ESG Rating Regulation: operational from July 2026 establishes a supervised regime under ESMA for ESG ratings providers, enhancing the reliability, governance and conflict management of ESG methodologies (see EU have adopted a regulation to enhance the transparency and integrity of ESG rating activities).

Low Carbon Benchmark Regulation: effective January 2026 amends the Benchmark Regulation by requiring benchmark referencing ESG factors in legal or marketing documents to explain how critical elements of their methodologies reflect ESG factors.

Listing Act changes to the Prospectus Regulation: From June 2026, where available sustainability reports are to be incorporated by reference in Prospectuses. Additionally certain information concerning sustainability will be required to be disclosed in Prospectuses (see Changes to the Prospectus Regulation made by the Listing Act).

Greenwashing Directive: Following its 2024 adoption, national transposition is required by March 2026, with application from September 2026. The Directive prohibits generic environmental claims without substantiation, regulates sustainability labelling, and addresses durability claims and marketing practices aimed at preventing greenwashing across the single market.

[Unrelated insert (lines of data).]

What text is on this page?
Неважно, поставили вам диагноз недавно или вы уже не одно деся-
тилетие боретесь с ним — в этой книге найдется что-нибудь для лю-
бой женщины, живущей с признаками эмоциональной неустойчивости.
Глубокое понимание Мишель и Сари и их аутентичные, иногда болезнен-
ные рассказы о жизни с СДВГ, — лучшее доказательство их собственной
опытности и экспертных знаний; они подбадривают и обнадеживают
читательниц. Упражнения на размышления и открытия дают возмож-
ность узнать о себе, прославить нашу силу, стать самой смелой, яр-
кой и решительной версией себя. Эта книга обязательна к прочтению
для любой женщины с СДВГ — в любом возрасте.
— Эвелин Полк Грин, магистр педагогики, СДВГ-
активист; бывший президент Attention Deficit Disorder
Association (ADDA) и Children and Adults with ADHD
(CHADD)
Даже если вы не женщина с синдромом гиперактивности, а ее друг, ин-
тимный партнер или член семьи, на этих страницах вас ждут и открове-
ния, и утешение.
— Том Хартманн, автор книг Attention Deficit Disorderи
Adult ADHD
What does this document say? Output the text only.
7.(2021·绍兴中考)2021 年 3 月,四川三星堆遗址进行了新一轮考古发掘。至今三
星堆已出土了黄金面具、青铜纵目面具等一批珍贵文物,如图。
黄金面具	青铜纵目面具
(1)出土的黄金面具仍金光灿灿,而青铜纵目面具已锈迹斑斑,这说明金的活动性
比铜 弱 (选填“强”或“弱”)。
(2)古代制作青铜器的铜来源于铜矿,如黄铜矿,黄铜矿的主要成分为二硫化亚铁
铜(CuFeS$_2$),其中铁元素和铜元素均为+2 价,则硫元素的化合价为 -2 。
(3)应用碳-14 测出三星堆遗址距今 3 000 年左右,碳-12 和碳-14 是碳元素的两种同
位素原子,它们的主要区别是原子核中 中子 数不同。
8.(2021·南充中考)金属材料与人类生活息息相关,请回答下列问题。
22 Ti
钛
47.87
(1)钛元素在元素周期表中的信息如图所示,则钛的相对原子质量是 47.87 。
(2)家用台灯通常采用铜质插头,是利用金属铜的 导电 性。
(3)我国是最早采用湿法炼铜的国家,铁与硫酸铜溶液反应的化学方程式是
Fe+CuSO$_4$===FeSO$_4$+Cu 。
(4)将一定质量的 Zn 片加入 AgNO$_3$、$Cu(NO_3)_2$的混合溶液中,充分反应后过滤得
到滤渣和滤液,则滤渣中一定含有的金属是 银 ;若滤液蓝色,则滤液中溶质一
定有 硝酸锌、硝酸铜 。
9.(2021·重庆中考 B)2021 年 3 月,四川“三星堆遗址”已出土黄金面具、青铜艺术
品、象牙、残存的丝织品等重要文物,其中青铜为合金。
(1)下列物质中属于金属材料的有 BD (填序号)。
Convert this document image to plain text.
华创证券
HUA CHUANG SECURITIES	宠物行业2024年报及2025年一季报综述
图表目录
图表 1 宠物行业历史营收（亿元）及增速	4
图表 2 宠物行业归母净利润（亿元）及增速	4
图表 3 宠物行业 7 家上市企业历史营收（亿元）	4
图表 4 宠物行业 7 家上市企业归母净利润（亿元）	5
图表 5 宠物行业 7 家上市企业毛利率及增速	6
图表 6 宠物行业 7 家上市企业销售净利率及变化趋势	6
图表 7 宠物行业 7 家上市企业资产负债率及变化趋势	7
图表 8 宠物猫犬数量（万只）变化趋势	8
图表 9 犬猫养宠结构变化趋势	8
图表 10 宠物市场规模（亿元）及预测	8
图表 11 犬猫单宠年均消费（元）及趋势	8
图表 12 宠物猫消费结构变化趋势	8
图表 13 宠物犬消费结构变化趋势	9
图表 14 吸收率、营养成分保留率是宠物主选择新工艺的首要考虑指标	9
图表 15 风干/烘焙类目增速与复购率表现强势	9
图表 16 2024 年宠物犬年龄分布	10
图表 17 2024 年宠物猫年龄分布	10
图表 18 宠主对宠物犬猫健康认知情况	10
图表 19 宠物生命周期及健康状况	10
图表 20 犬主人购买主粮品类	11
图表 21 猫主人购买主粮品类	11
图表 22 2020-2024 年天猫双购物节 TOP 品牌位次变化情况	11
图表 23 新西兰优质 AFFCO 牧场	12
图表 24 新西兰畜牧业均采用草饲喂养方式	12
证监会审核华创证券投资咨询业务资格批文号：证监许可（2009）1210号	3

Eco-design Regulation: Starting July 2026, certain provisions of the Eco-design Regulation will apply, focusing on the reduction of environmental impacts throughout product lifecycles and introducing restrictions on the destruction of unsold goods (see EU publishes eco-design regulation).

Transposition of the EU Energy Performance of Buildings Directive: Member States are required to integrate this directive into national laws by May 2026.

Transposition of the EU Industrial Emissions Directive 2.0: Member States are required to integrate this directive into national laws by July 1, 2026.

An Industrial Accelerator Act has been announced, with the proposal is expected on February 25, 2026, and expected to be adopted by the end of 2026. This Regulation aims at accelerating industrial production while contributing to the Union’s climate objective.

This series of initiatives highlights the EU’s continued focus on improving transparency to better protect consumers and markets.

While the reduced scope of the CSRD eases the burden for many SMEs, sustainability remains a priority due to market expectations, supervisory guidance, and information demands from larger companies. Voluntary SME-focused standards, designed to help suppliers respond proportionally, are expected to gain traction as larger companies pass down their data requirements (see Voluntary sustainability reporting standard for SMEs).

Furthermore, as we noted in our article last year, sustainability requirements should not be viewed merely as a compliance exercise but as an opportunity to reshape business strategies for competitive advantage and risk management. For investors, the realities of climate change and political instability remain key risk factors, maintaining strong demand for credible sustainability and transition strategies backed by reliable metrics. Where regulation falls short, it is likely that market forces will step in to address the gap.

Conclusion

Europe’s sustainability journey in 2025 followed two key paths. One path reduced regulatory pressure by narrowing the CSRD’s scope, deferring implementation phases, simplifying the ESRS, and focusing CS3D on the largest companies. The other path strengthened market oversight by regulating labels, ratings, and prospectus disclosures, while rolling out product and building policies in 2026. These paths will converge in practice over the coming year. If companies use regulatory simplifications to prioritize material issues rather than reduce transparency, and if assurance processes and market-level controls work as intended, investors should still receive reliable, comparable data to assess risk and fund the transition. However, questions remain about data consistency, given the absence of sector-specific ESRS and fewer mandated metrics, which could impact comparability across industries. Even so, balancing measures such as assurance, ESMA-supervised ratings, prospectus-level ESG disclosures, and consumer-protection rules will hopefully enhance credibility in sustainability claims.